Global Secondary Index Size

I created the following GSI Index for my bucket:

CREATE PRIMARY INDEX `#primary` ON `parse_with_index` USING GSI WITH {"nodes":"cb41ee-04-us-us-east-1.dev.cld.touchtunes.com:8091"};

Here is the size of the index folder on my node before the creation:

/dev/xvdh1      296G   65M  281G   1% /index

Here is the size after the index creation:

/dev/xvdh1      296G  162G  119G  58% /index

My bucket size says the following on the console:

63.6GB /
79.7GB

I am wondering why would the Index size be greater than the actual data on disk.

Thanks,
Steeve

Could you share your version pls? the behavior has changes in GSI from between versions on this.

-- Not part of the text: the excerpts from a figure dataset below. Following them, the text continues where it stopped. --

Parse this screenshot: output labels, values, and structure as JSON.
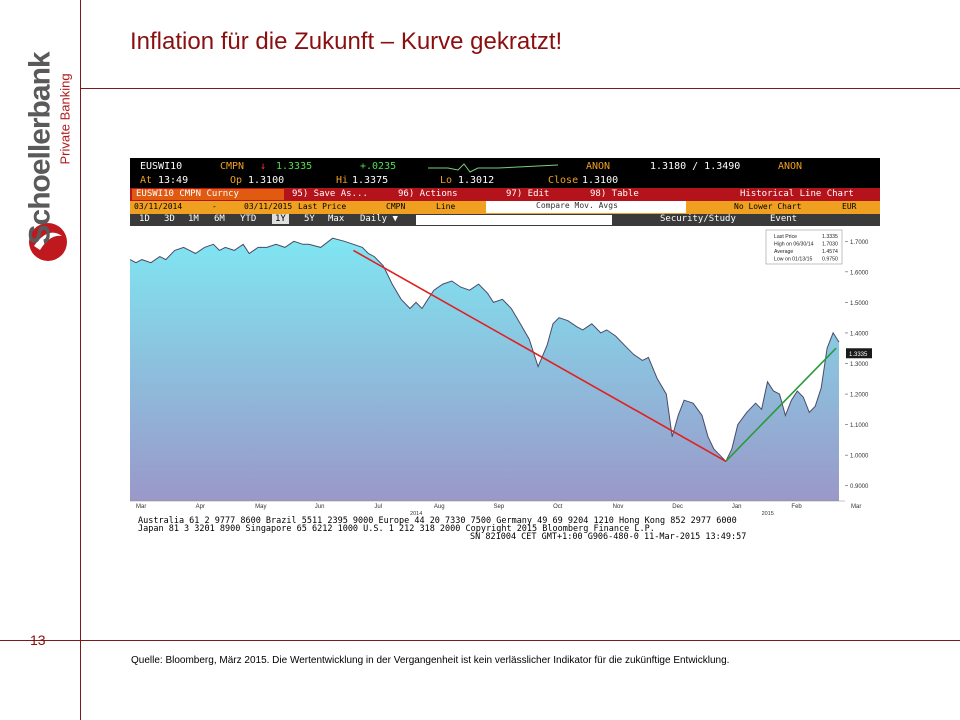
{
  "slide": {
    "title": "Inflation für die Zukunft – Kurve gekratzt!",
    "page_number": "13",
    "source": "Quelle: Bloomberg, März 2015. Die Wertentwicklung in der Vergangenheit ist kein verlässlicher Indikator für die zukünftige Entwicklung.",
    "logo_main": "Schoellerbank",
    "logo_sub": "Private Banking"
  },
  "terminal": {
    "ticker": "EUSWI10",
    "cmpn": "CMPN",
    "arrow": "↓",
    "last": "1.3335",
    "change": "+.0235",
    "anon1": "ANON",
    "bidask": "1.3180 / 1.3490",
    "anon2": "ANON",
    "at_label": "At",
    "at_time": "13:49",
    "op_label": "Op",
    "op_val": "1.3100",
    "hi_label": "Hi",
    "hi_val": "1.3375",
    "lo_label": "Lo",
    "lo_val": "1.3012",
    "close_label": "Close",
    "close_val": "1.3100",
    "security": "EUSWI10 CMPN Curncy",
    "menu": [
      "95) Save As...",
      "96) Actions",
      "97) Edit",
      "98) Table"
    ],
    "chart_kind": "Historical Line Chart",
    "date_from": "03/11/2014",
    "date_to": "03/11/2015",
    "field": "Last Price",
    "source_field": "CMPN",
    "style": "Line",
    "compare": "Compare Mov. Avgs",
    "lower": "No Lower Chart",
    "currency": "EUR",
    "periods": [
      "1D",
      "3D",
      "1M",
      "6M",
      "YTD",
      "1Y",
      "5Y",
      "Max"
    ],
    "freq": "Daily ▼",
    "security_study": "Security/Study",
    "event": "Event",
    "footer1": "Australia 61 2 9777 8600  Brazil 5511 2395 9000  Europe 44 20 7330 7500  Germany 49 69 9204 1210  Hong Kong 852 2977 6000",
    "footer2": "Japan 81 3 3201 8900         Singapore 65 6212 1000          U.S. 1 212 318 2000           Copyright 2015 Bloomberg Finance L.P.",
    "footer3": "SN 821004 CET   GMT+1:00 G906-480-0 11-Mar-2015 13:49:57"
  },
  "chart_data": {
    "type": "area",
    "title": "",
    "xlabel": "",
    "ylabel": "",
    "ylim": [
      0.85,
      1.75
    ],
    "y_ticks": [
      "1.7000",
      "1.6000",
      "1.5000",
      "1.4000",
      "1.3000",
      "1.2000",
      "1.1000",
      "1.0000",
      "0.9000"
    ],
    "x_ticks": [
      "Mar",
      "Apr",
      "May",
      "Jun",
      "Jul",
      "Aug",
      "Sep",
      "Oct",
      "Nov",
      "Dec",
      "Jan",
      "Feb",
      "Mar"
    ],
    "year_labels": [
      "2014",
      "2015"
    ],
    "series": [
      {
        "x": [
          0,
          0.1,
          0.2,
          0.35,
          0.5,
          0.6,
          0.75,
          0.9,
          1.0,
          1.1,
          1.25,
          1.4,
          1.5,
          1.6,
          1.75,
          1.9,
          2.0,
          2.15,
          2.3,
          2.45,
          2.6,
          2.75,
          2.9,
          3.0,
          3.2,
          3.4,
          3.6,
          3.75,
          3.9,
          4.0,
          4.1,
          4.25,
          4.4,
          4.55,
          4.7,
          4.8,
          4.9,
          5.0,
          5.1,
          5.25,
          5.4,
          5.55,
          5.7,
          5.85,
          6.0,
          6.1,
          6.25,
          6.4,
          6.55,
          6.7,
          6.85,
          7.0,
          7.1,
          7.2,
          7.35,
          7.5,
          7.6,
          7.75,
          7.9,
          8.0,
          8.15,
          8.3,
          8.45,
          8.6,
          8.7,
          8.85,
          9.0,
          9.1,
          9.2,
          9.3,
          9.45,
          9.6,
          9.7,
          9.8,
          9.9,
          10.0,
          10.1,
          10.2,
          10.35,
          10.5,
          10.6,
          10.7,
          10.8,
          10.9,
          11.0,
          11.1,
          11.2,
          11.3,
          11.4,
          11.5,
          11.6,
          11.7,
          11.8,
          11.9
        ],
        "values": [
          1.64,
          1.63,
          1.64,
          1.63,
          1.65,
          1.64,
          1.67,
          1.68,
          1.67,
          1.66,
          1.68,
          1.69,
          1.67,
          1.68,
          1.67,
          1.69,
          1.66,
          1.68,
          1.68,
          1.69,
          1.68,
          1.7,
          1.69,
          1.69,
          1.68,
          1.71,
          1.7,
          1.69,
          1.68,
          1.66,
          1.65,
          1.62,
          1.56,
          1.51,
          1.48,
          1.5,
          1.48,
          1.51,
          1.54,
          1.56,
          1.57,
          1.55,
          1.54,
          1.56,
          1.53,
          1.5,
          1.51,
          1.48,
          1.43,
          1.38,
          1.29,
          1.36,
          1.43,
          1.45,
          1.44,
          1.42,
          1.41,
          1.43,
          1.4,
          1.41,
          1.39,
          1.36,
          1.33,
          1.31,
          1.32,
          1.25,
          1.2,
          1.06,
          1.13,
          1.18,
          1.17,
          1.13,
          1.06,
          1.02,
          1.0,
          0.98,
          1.02,
          1.1,
          1.14,
          1.17,
          1.15,
          1.24,
          1.21,
          1.2,
          1.13,
          1.18,
          1.21,
          1.19,
          1.14,
          1.16,
          1.22,
          1.35,
          1.4,
          1.37
        ]
      }
    ],
    "legend_items": [
      {
        "label": "Last Price",
        "value": "1.3335"
      },
      {
        "label": "High on 06/30/14",
        "value": "1.7030"
      },
      {
        "label": "Average",
        "value": "1.4574"
      },
      {
        "label": "Low on 01/13/15",
        "value": "0.9750"
      }
    ],
    "last_price_tag": "1.3335",
    "trend_lines": [
      {
        "color": "#e02020",
        "from": [
          3.75,
          1.67
        ],
        "to": [
          10.0,
          0.98
        ]
      },
      {
        "color": "#2a9a3a",
        "from": [
          10.0,
          0.98
        ],
        "to": [
          11.85,
          1.35
        ]
      }
    ],
    "colors": {
      "area_top": "#7fe6f2",
      "area_bottom": "#9a98c8",
      "line": "#4a4a6a"
    }
  }
}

There may be a few reasons ;

  • compaction may not have run yet: we have an append only write mode that favors fast sequential writes over space. a process called compaction removes the orphaned pages at an interval. To see the fragmentation ratio, you can look at the index stats for the index under the “% fragmentation” .
  • maintaining a tree is more expensive than raw data. index has some overhead over data due to the tree structure it maintains either with skiplist or with btree flavors. you can also see the index disk size and index data size (size of data being indexed) for the index under stats (click on bucket name under the data buckets" tab in web console. let me know if you are seeing a discrepency between the stat and what you observe on the filesystem.
    thanks
    -cihan

Hello Cihan,

I am testing on 4.1.1-5914 Enterprise Edition (build-5914). I had to remove my Node because of disk space issue. I should have another up and running in an hour or 2. I will keep you posted on the index stats.

Thanks for the help.

-Steeve

Thanks. I’d recommend also looking into 4.5 with circular writes.
4.0, 4.1 and 4.5 all provide append only write mode. With 4.5 we have introduced another write mode that eliminates the need for frequent compaction. The write looks for orphaned pages and reuses the space instead of appending all writes to the end of the file. It is now the new default mode when standard GSI storage mode is used.
If you have enough memory to keep your indexes in memory, I’d recommend using memory-optimized indexes as well. The IO overhead and the IO subsystem required is much less demanding when running memory optimized storage mode for indexes. All index maintenance happen in memory thus much faster for scans and index maintenance as well.
You can find the indexing options for n1ql here http://developer.couchbase.com/documentation/server/4.5/indexes/n1ql-in-couchbase.html

thanks

@steevebisson,
you definitely should use 4.5.
4.0/4.1 indexes have pretty ugly implementation, or ,“rephrasing politely”, “there a lot of really significant improvements in 4.5”. For 4.1.X take a look at GSI: different sporadic bugs + fragmentation up to 98% :wink: there are a lot of fun …

Here is my index stats info.

Hello,

Disk space returned to normal after the compaction of the bucket. 8.3GIG! WOW, this is great.